E, pois, despediram-se amuados. Fabrício queria ainda demorar-se e mesmo ficar com Augusto,

mas Leopoldo e Filipe o levaram consigo, à força. Fabrício fez-se acompanhar do moleque que servia Augusto, porque, dizia ele, tinha um papel de importância a mandar.

Eram dez horas da noite, e nada do moleque. Augusto via-se atormentado pela fome, e Rafael, o seu querido moleque, não aparecia... O bom Rafael, que era ao mesmo tempo o seu cozinheiro, limpa-botas, cabeleireiro, moço de recados e... e tudo mais que as urgências mandavam que ele fosse.

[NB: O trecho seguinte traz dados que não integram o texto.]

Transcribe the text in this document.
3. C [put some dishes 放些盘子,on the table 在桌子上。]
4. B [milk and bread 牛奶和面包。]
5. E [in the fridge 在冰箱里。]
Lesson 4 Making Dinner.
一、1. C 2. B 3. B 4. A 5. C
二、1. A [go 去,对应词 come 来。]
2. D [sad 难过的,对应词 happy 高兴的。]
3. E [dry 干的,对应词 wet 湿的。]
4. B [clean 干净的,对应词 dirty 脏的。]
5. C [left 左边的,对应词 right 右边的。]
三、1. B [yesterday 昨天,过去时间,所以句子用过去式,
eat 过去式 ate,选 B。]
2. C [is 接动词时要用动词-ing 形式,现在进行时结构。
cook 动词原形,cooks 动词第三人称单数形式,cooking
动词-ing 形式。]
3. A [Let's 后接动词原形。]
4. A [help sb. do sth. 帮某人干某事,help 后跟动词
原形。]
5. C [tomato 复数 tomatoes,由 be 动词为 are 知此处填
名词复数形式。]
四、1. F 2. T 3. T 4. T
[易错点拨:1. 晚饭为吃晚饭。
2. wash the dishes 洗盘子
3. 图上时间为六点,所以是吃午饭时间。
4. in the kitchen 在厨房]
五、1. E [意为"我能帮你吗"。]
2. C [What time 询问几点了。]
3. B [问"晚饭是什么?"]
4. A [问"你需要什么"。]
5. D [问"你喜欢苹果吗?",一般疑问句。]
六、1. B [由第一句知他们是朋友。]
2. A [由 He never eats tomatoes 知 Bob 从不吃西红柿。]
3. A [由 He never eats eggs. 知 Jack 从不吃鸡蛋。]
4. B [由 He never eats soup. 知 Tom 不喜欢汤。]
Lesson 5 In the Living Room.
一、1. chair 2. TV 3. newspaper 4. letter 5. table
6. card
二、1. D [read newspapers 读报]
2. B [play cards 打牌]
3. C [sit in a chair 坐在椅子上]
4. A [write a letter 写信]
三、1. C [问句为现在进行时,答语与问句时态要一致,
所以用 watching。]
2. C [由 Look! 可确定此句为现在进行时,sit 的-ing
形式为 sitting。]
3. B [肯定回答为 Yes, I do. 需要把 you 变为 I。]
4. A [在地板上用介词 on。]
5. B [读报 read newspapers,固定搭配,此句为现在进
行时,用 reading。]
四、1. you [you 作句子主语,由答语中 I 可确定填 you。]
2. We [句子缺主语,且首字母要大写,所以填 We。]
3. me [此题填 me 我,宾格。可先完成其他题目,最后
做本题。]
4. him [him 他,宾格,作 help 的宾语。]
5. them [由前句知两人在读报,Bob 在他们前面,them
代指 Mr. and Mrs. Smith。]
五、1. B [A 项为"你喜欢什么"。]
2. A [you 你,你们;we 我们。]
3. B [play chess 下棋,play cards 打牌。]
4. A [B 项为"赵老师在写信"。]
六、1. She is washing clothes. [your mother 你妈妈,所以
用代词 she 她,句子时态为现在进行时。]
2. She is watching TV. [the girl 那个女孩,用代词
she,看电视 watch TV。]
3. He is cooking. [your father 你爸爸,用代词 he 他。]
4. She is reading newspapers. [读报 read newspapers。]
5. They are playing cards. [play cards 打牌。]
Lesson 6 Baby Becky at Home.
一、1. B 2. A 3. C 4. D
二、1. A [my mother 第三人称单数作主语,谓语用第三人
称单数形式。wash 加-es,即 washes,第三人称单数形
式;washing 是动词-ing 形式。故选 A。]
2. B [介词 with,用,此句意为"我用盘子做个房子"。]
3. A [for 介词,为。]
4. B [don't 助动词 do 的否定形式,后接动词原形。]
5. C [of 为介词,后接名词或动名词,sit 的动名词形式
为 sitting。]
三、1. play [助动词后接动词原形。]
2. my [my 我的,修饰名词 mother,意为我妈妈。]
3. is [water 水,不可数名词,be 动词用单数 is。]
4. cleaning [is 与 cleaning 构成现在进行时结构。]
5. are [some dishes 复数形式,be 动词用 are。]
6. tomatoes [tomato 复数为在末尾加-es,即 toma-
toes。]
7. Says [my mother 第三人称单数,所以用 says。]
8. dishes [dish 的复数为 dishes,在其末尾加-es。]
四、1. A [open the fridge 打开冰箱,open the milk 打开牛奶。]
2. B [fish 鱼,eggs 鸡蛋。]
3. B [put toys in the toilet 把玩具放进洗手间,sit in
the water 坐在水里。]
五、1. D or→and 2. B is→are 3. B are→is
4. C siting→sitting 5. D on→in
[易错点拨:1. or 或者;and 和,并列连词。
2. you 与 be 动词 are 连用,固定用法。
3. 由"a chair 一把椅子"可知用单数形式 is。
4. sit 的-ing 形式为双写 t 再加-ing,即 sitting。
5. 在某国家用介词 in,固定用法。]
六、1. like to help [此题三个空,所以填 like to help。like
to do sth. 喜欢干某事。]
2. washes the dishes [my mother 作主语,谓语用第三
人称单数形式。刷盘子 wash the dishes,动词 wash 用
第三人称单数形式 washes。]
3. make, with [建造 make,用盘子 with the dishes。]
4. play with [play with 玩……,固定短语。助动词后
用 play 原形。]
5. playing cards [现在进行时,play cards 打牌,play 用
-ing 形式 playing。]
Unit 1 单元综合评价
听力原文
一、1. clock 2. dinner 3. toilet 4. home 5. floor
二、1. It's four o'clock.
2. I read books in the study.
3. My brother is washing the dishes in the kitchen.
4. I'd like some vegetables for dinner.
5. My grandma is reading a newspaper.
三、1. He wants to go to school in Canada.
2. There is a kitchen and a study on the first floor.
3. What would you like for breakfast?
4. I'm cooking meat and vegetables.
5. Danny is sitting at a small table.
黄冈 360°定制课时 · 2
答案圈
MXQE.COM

Com justa razão, portanto, estava cuidadoso Augusto, que de momento a momento exclamava:

- Vejam isto!... já tocou a recolher e Rafael está ainda na rua!! Se cai nas unhas de algum beleguim, não é, decerto, o Sr. Fabrício quem há de pagar as despesas da Casa de Correção... Pobre do Rafael! que cavaco não dará quando lhe raparem os cabelos!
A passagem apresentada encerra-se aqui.